Each of the next Q lines represents an operation.
"C a b c" means adding c to each of Aa, Aa+1, ... , Ab. -10000 ≤ c ≤ 10000.
"Q a b" means querying the sum of Aa, Aa+1, ... , Ab.

Output

You need to answer all Q commands in order.

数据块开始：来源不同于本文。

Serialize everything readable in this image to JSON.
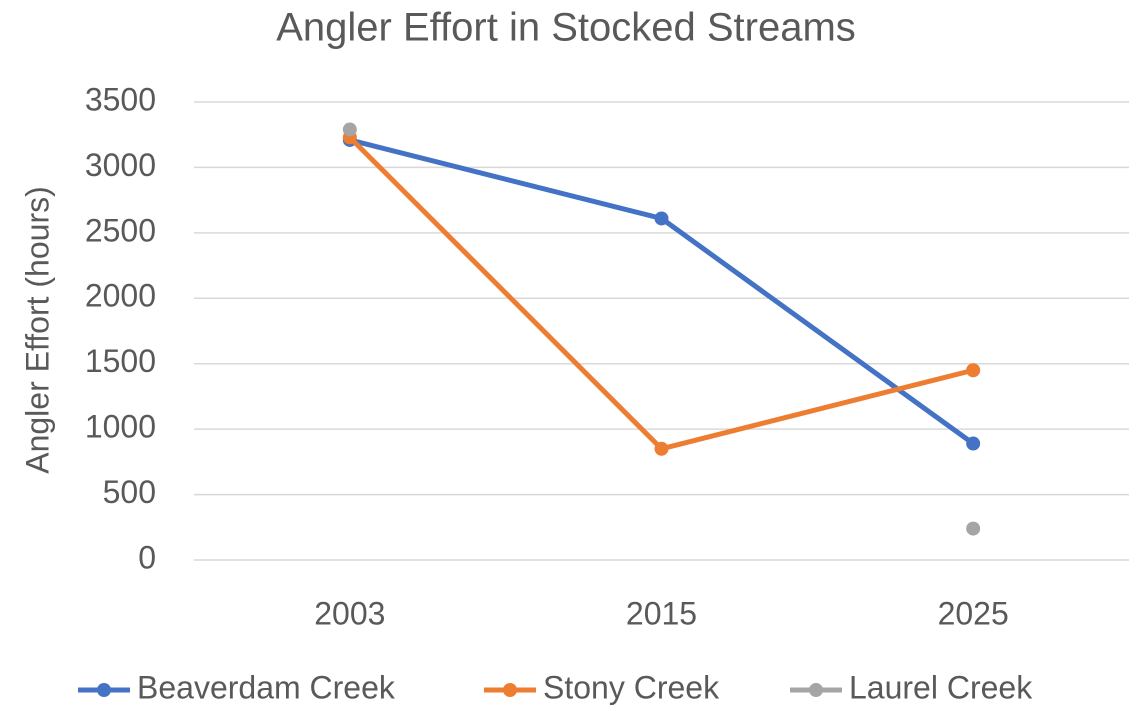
{
  "chart_data": {
    "type": "line",
    "title": "Angler Effort in Stocked Streams",
    "y_label": "Angler Effort (hours)",
    "categories": [
      "2003",
      "2015",
      "2025"
    ],
    "series": [
      {
        "name": "Beaverdam Creek",
        "color": "#4472c4",
        "values": [
          3210,
          2610,
          890
        ]
      },
      {
        "name": "Stony Creek",
        "color": "#ed7d31",
        "values": [
          3230,
          850,
          1450
        ]
      },
      {
        "name": "Laurel Creek",
        "color": "#a5a5a5",
        "values": [
          3290,
          null,
          240
        ]
      }
    ],
    "ylim": [
      0,
      3500
    ],
    "yticks": [
      0,
      500,
      1000,
      1500,
      2000,
      2500,
      3000,
      3500
    ],
    "grid": true,
    "legend": "bottom"
  }
}
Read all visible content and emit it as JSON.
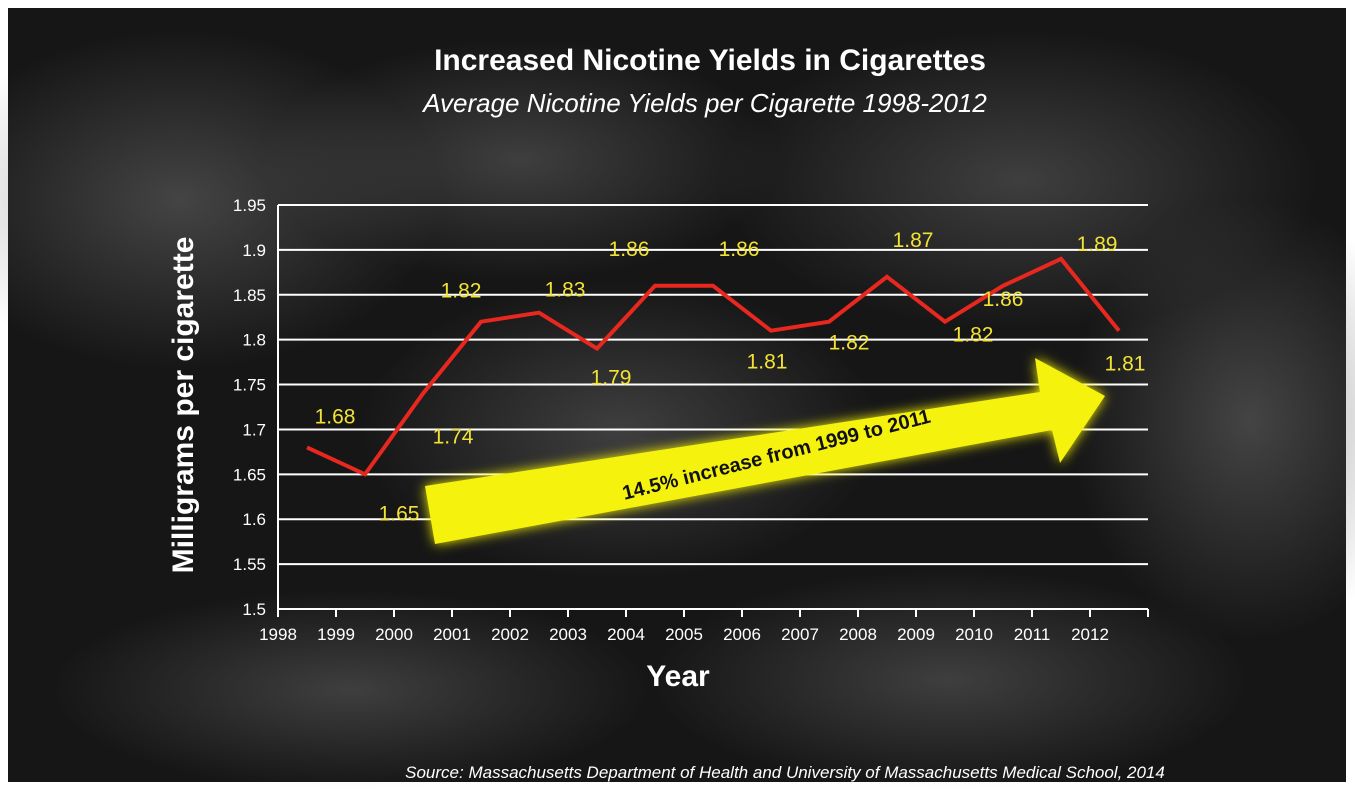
{
  "chart_data": {
    "type": "line",
    "title": "Increased Nicotine Yields in Cigarettes",
    "subtitle": "Average Nicotine Yields per Cigarette 1998-2012",
    "xlabel": "Year",
    "ylabel": "Milligrams per cigarette",
    "x_ticks": [
      "1998",
      "1999",
      "2000",
      "2001",
      "2002",
      "2003",
      "2004",
      "2005",
      "2006",
      "2007",
      "2008",
      "2009",
      "2010",
      "2011",
      "2012"
    ],
    "y_ticks": [
      "1.95",
      "1.9",
      "1.85",
      "1.8",
      "1.75",
      "1.7",
      "1.65",
      "1.6",
      "1.55",
      "1.5"
    ],
    "ylim": [
      1.5,
      1.95
    ],
    "grid": true,
    "series": [
      {
        "points": [
          {
            "x": 1998.5,
            "y": 1.68,
            "label": "1.68"
          },
          {
            "x": 1999.5,
            "y": 1.65,
            "label": "1.65"
          },
          {
            "x": 2000.5,
            "y": 1.74,
            "label": "1.74"
          },
          {
            "x": 2001.5,
            "y": 1.82,
            "label": "1.82"
          },
          {
            "x": 2002.5,
            "y": 1.83,
            "label": "1.83"
          },
          {
            "x": 2003.5,
            "y": 1.79,
            "label": "1.79"
          },
          {
            "x": 2004.5,
            "y": 1.86,
            "label": "1.86"
          },
          {
            "x": 2005.5,
            "y": 1.86,
            "label": "1.86"
          },
          {
            "x": 2006.5,
            "y": 1.81,
            "label": "1.81"
          },
          {
            "x": 2007.5,
            "y": 1.82,
            "label": "1.82"
          },
          {
            "x": 2008.5,
            "y": 1.87,
            "label": "1.87"
          },
          {
            "x": 2009.5,
            "y": 1.82,
            "label": "1.82"
          },
          {
            "x": 2010.5,
            "y": 1.86,
            "label": "1.86"
          },
          {
            "x": 2011.5,
            "y": 1.89,
            "label": "1.89"
          },
          {
            "x": 2012.5,
            "y": 1.81,
            "label": "1.81"
          }
        ]
      }
    ],
    "annotation": "14.5% increase from 1999 to 2011",
    "source": "Source: Massachusetts Department of Health and University of Massachusetts Medical School, 2014"
  },
  "colors": {
    "line": "#e8281e",
    "data_label": "#f2e234",
    "arrow": "#f5f20a",
    "grid": "#ffffff",
    "background": "#151515"
  }
}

One answer in a line.

Sample Input

10 5
1 2 3 4 5 6 7 8 9 10
Q 4 4
Q 1 10
Q 2 4
C 3 6 3
Q 2 4

Sample Output

4
55
9
15

一道线段树的模板题，把模板敲一遍就ok。

#include <iostream>
#include <cstring>
using namespace std;
const int MAXN = 100010;
typedef long long ll;
ll a[MAXN], ans[MAXN<<2], lazy[MAXN<<2];
//a[]原序列信息，ans[]模拟线段树维护区间和，lazy[]懒得标记

void PushUp(int rt) {
	ans[rt] = ans[rt<<1] + ans[rt<<1|1];
}

void Build(int l, int r, int rt) {
	if(l == r) {
		ans[rt] = a[l];
		return;
	}
	int mid = (l + r) >> 1;
	Build(l, mid, rt<<1);
	Build(mid + 1, r, rt<<1|1);
	PushUp(rt);
}

void PushDown(int rt, int ln, int rn) {
	if(lazy[rt]) {
		lazy[rt<<1] += lazy[rt];
		lazy[rt<<1|1] += lazy[rt];
		ans[rt<<1] += lazy[rt]*ln;
		ans[rt<<1|1] += lazy[rt]*rn;
		lazy[rt] = 0;
	}
}

void Add(int L, int c, int l, int r, int rt) {//点更新
	if(l == r) {
		ans[rt] += c;
		return;
	}
	int mid = (l + r) >> 1;
	if(L <= mid) {
		Add(L, c, l, mid, rt<<1);
	} else {
		Add(L, c, mid + 1, r, rt<<1|1);
	}
	PushUp(rt);
}

void Update(int L, int R, int C, int l, int r, int rt) {//区间更新
	if( L <= l && r <= R) {
		ans[rt] += C*(r - l + 1);
		lazy[rt] += C;
		return;
	}
	int mid = (l + r) >> 1;
	PushDown(rt, mid - l + 1, r - mid);
	if(L <= mid) {
		Update(L, R, C, l, mid, rt<<1);
	}
	if(R > mid) {
		Update(L, R, C, mid + 1, r, rt<<1|1);
	}
	PushUp(rt);
}

ll Query(int L, int R, int l, int r, int rt) {//区间查询
	if(L <= l && r <= R) {
		return ans[rt];
	}
	int mid = (l + r) >> 1;
	PushDown(rt, mid - l + 1, r - mid);
	ll ANS = 0;
	if(L <= mid) {
		ANS += Query(L, R, l, mid, rt<<1);
	} 
	if(R > mid) {
		ANS += Query(L, R, mid + 1, r, rt<<1|1);
	}
	return ANS;
}
int main() {
	int n, m, x, y, c;
	char ch;
	while(cin>>n>>m) {
		memset(a, 0, sizeof(a));
		for(int i = 1; i <= n; i++) {
			cin>>a[i];
		}
		Build(1, n, 1);
		while(m--) {
			getchar();
			cin>>ch;
			if(ch == 'Q') {
				cin>>x>>y;
				cout<<Query(x, y, 1, n, 1)<<endl;
			} else {
				cin>>x>>y>>c;
				Update(x, y, c, 1, n, 1);
			}
		}
	}
	return 0;
}